I\'ve currently got a spreadsheet type program that keeps its data in an ArrayList of HashMaps. You\'ll no doubt be shocked when I tell you that this hasn\'t proven ideal.
I've been experimenting with using the SparseObjectMatrix2D
from the Colt project. My data is pretty dense but their Matrix classes don't really offer any way to enlarge them, so I went with a sparse matrix set to the maximum size.
It seems to use roughly 10% less memory and loads about 15% faster for the same data, as well as offering some clever manipulation methods. Still interested in other options though.
Trove collections should have a particular care about space occupied (I think they also have tailored data structures if you stick to primitive types).. take a look here.
Otherwise you can try with Apache collections.. just do your benchmarks!
In anycase, if you've got many references around to same elements try to design some suited pattern (like flyweight)
keeps its data in an ArrayList of HashMaps
Well, this part seems terribly inefficient to me. Empty HashMap will already allocate 16 * size of a pointer
bytes (16 stands for default initial capacity), plus some variables for hash object (14 + psize). If you have a lot of sparsely filled rows, this could be a big problem.
One option would be to use a single large hash with composite key (combining row and column). Although, that doesn't make operations on whole rows very effective.
Also, since you don't mention the operation of adding cell, you can create hashes with only necessary inner storage (initialCapacity
parameter).
I don't know much about google collections, so can't help there. Also, if you find any useful optimization, please do post here! It would be interesting to know.
Chronicle Map could have overhead of less than 20 bytes per entry (see a test proving this). For comparison, java.util.HashMap's overhead varies from 37-42 bytes with -XX:+UseCompressedOops
to 58-69 bytes without compressed oops (reference).
Additionally, Chronicle Map stores keys and values off-heap, so it doesn't store Object headers, which are not accounted as HashMap's overhead above. Chronicle Map integrates with Chronicle-Values, a library for generation of flyweight implementations of interfaces, the pattern suggested by Brian Agnew in another answer.

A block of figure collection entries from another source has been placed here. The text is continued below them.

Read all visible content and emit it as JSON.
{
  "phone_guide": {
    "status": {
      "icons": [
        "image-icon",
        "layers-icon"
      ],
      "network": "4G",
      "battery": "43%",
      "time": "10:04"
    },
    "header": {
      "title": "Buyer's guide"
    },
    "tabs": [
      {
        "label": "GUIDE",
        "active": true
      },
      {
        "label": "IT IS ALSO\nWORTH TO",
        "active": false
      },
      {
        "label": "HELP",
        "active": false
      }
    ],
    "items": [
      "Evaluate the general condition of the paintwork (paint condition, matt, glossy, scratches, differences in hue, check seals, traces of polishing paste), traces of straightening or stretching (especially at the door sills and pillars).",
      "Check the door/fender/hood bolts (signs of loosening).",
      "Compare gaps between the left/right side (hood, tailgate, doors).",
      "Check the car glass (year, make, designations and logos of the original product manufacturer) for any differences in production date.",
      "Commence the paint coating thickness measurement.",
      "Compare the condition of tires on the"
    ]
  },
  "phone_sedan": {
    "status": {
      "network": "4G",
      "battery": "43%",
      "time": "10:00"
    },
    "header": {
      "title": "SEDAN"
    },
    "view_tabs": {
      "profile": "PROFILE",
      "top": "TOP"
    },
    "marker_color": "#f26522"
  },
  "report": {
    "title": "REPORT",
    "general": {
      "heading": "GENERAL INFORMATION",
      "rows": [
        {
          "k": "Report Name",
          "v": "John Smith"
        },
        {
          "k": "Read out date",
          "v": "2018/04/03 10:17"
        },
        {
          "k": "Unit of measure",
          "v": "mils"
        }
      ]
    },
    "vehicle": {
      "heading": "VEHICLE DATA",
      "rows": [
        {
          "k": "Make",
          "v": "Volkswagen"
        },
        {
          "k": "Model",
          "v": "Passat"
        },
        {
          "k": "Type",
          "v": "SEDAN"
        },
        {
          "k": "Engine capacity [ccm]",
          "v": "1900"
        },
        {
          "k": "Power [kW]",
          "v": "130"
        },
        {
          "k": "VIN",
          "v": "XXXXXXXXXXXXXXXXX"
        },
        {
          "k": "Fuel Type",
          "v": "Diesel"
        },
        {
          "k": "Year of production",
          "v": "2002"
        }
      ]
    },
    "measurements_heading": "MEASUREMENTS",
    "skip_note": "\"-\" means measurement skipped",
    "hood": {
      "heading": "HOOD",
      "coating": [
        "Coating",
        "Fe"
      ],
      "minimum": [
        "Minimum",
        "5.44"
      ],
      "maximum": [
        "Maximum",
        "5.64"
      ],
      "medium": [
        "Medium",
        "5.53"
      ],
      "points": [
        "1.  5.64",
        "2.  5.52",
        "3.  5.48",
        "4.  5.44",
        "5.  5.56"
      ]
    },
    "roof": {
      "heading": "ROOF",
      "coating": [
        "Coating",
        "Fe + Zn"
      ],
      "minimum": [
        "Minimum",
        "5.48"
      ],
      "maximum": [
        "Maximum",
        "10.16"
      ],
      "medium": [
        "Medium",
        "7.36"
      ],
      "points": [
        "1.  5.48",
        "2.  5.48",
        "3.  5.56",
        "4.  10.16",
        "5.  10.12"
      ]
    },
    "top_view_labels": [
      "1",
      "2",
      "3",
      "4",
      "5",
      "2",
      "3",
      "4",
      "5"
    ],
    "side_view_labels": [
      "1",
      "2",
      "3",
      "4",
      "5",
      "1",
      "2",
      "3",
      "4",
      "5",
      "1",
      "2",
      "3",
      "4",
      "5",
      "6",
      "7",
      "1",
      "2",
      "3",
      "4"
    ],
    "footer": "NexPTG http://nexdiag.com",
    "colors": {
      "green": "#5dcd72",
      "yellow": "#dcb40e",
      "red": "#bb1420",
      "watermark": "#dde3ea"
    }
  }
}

So I'm assuming that you have a map of Map<ColumnName,Column>
, where the column is actually something like ArrayList<Object>
.
A few possibilities -
Are you completely sure that memory is an issue? If you're just generally worried about size it'd be worth confirming that this will really be an issue in a running program. It takes an awful lot of rows and maps to fill up a JVM.
You could test your data set with different types of maps in the collections. Depending on your data, you can also initialize maps with preset size/load factor combinations that may help. I've messed around with this in the past, you might get a 30% reduction in memory if you're lucky.
What about storing your data in a single matrix-like data structure (an existing library implementation or something like a wrapper around a List of Lists), with a single map that maps column keys to matrix columns?
From your description, it seems that instead of an ArrayList of HashMaps you rather want a (Linked)HashMap of ArrayList (each ArrayList would be a column).
I'd add a double map from field-name to column-number, and some clever getters/setters that never throw IndexOutOfBoundsException
.
You can also use a ArrayList<ArrayList<Object>>
(basically a jagged dinamically growing matrix) and keep the mapping to field (column) names outside.
Some columns will have a lot of repeated values
I doubt this matters, specially if they are Strings, (they are internalized) and your collection would store references to them.